Israel wird die restlichen Gefangenen, deren Freilassung zunächst verschoben worden war (Israelnetz berichtete), nicht auf freien Fuß setzen. Das erklärte Justizministerin Livni gegenüber dem Chefunterhändler der Palästinensischen Befreiungsorganisation (PLO), Saeb Erekat. Die Politiker diskutierten in einer siebenstündigen Sitzung in der Nacht zum Donnerstag in Jerusalem, berichtet die israelische Tageszeitung „Jerusalem Post“. Bei dem Treffen waren auch Jitzhak Molcho, Repräsentant von Premierminister Benjamin Netanjahu, und Majid Faraj, Chef des palästinensischen Geheimdienstes, anwesend.
Livni erklärte bei dem Gespräch, der Antrag der Palästinenser auf Anerkennung bei verschiedenen Organisationen der Vereinten Nationen sei zu einem Zeitpunkt erfolgt, an dem diese genau gewusst hätten, dass Israel an einer Vereinbarung arbeite, die Häftlinge noch freizulassen. Bedingung dafür sei jedoch gewesen, dass die Palästinenser keine einseitige diplomatische Offensive bei der UNO starteten. Beide Seiten müssten, so Livni, nun überlegen, wie die Friedensverhandlungen weitergehen könnten. Israel hatte im Juli 2013 die Freilassung von 104 verurteilten palästinensischen Terroristen in vier Schritten als diplomatische Geste angekündigt.
Hitzige Wortgefechte und ein Katalog von Forderungen
Die palästinensische Nachrichtenagentur „Ma‘an“ berichtet, das Gespräch zwischen den Politikern sei „lang und hitzig“ gewesen. Der Gesandte der USA für den Nahen Osten, Martin Indyk, habe Mühe gehabt, den Dialog zwischen beiden Seiten zu moderieren.

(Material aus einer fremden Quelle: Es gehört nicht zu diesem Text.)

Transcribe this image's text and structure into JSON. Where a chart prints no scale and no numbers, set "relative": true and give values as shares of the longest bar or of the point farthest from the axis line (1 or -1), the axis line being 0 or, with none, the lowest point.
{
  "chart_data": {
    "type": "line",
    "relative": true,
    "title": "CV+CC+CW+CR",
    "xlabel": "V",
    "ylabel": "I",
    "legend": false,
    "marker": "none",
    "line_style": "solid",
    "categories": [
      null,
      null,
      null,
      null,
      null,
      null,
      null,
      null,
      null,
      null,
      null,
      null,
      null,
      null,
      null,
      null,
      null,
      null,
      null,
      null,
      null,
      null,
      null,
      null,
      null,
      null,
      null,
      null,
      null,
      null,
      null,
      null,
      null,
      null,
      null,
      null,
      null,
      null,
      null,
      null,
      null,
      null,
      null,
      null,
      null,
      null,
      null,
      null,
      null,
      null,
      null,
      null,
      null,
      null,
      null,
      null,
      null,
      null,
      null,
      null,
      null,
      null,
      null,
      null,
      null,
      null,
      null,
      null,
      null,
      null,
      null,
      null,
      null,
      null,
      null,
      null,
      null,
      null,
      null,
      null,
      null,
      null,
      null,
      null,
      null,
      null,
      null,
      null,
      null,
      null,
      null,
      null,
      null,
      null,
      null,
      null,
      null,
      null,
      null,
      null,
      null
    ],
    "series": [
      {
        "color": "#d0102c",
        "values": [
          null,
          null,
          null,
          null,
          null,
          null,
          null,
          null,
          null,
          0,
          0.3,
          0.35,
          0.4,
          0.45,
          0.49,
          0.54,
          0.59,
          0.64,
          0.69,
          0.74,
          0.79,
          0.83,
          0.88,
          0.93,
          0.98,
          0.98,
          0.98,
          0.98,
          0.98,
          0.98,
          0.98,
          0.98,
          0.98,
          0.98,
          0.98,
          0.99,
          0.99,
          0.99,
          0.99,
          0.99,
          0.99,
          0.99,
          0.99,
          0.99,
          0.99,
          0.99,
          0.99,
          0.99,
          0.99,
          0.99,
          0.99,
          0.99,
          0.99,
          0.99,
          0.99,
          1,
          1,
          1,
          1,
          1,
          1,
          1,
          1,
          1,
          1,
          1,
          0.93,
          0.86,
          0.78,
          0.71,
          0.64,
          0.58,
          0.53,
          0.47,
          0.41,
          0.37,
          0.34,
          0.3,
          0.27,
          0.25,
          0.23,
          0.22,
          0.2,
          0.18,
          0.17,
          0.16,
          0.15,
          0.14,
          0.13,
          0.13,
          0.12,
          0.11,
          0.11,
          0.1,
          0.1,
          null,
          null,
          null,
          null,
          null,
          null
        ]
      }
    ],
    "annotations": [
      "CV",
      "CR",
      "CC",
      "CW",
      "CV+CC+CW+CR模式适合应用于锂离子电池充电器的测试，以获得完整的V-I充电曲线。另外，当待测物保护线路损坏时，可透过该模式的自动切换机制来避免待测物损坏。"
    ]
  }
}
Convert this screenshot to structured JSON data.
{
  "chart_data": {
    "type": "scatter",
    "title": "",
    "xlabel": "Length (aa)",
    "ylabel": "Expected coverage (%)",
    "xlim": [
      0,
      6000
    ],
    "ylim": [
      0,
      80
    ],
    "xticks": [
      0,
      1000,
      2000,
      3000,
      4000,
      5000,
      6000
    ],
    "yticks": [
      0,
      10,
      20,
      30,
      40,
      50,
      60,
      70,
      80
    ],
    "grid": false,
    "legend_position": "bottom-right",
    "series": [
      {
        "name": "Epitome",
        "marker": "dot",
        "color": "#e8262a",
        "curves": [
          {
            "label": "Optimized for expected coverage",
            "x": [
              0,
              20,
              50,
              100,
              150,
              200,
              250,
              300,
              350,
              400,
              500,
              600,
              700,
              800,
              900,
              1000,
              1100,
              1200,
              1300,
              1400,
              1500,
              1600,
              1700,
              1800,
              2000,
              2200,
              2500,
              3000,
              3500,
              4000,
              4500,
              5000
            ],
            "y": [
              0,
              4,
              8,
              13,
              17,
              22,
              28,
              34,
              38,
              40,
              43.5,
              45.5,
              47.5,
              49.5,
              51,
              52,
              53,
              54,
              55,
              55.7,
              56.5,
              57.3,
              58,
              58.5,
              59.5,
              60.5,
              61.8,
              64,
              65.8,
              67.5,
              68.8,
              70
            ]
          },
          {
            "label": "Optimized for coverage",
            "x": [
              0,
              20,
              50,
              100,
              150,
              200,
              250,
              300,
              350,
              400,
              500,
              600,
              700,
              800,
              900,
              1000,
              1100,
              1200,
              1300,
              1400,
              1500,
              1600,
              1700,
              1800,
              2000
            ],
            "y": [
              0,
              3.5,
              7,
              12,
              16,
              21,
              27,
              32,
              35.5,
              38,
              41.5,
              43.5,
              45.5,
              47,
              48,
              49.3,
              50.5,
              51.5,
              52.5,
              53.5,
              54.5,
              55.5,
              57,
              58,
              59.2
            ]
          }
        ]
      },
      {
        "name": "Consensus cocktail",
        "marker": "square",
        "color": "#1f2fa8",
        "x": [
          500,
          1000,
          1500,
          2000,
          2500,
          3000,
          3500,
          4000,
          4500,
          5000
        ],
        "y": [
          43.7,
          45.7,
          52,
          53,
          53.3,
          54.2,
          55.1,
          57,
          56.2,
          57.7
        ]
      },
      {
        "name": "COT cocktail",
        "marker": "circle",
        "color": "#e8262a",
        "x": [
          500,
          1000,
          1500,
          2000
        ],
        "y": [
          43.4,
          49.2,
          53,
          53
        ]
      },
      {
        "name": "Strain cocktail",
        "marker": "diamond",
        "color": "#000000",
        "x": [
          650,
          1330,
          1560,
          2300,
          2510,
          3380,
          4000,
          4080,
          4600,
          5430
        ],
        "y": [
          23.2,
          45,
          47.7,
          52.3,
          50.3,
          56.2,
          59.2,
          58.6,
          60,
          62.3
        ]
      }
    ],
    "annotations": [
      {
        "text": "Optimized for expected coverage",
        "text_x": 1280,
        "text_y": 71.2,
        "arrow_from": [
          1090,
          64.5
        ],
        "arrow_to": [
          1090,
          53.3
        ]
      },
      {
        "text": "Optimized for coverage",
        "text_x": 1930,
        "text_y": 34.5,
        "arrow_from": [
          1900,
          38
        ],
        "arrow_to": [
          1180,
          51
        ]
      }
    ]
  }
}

Erekat habe erklärt, nicht für die Palästinensische Autonomiebehörde (PA) zu verhandeln, die letzten Endes von Israel kontrolliert werde, sondern für den „Staat Palästina“. Israel habe mit spürbaren Sanktionen gegen die Palästinenser gedroht, während diese angedroht hätten, israelische Politiker bei internationalen Institutionen als Kriegsverbrecher anzuzeigen.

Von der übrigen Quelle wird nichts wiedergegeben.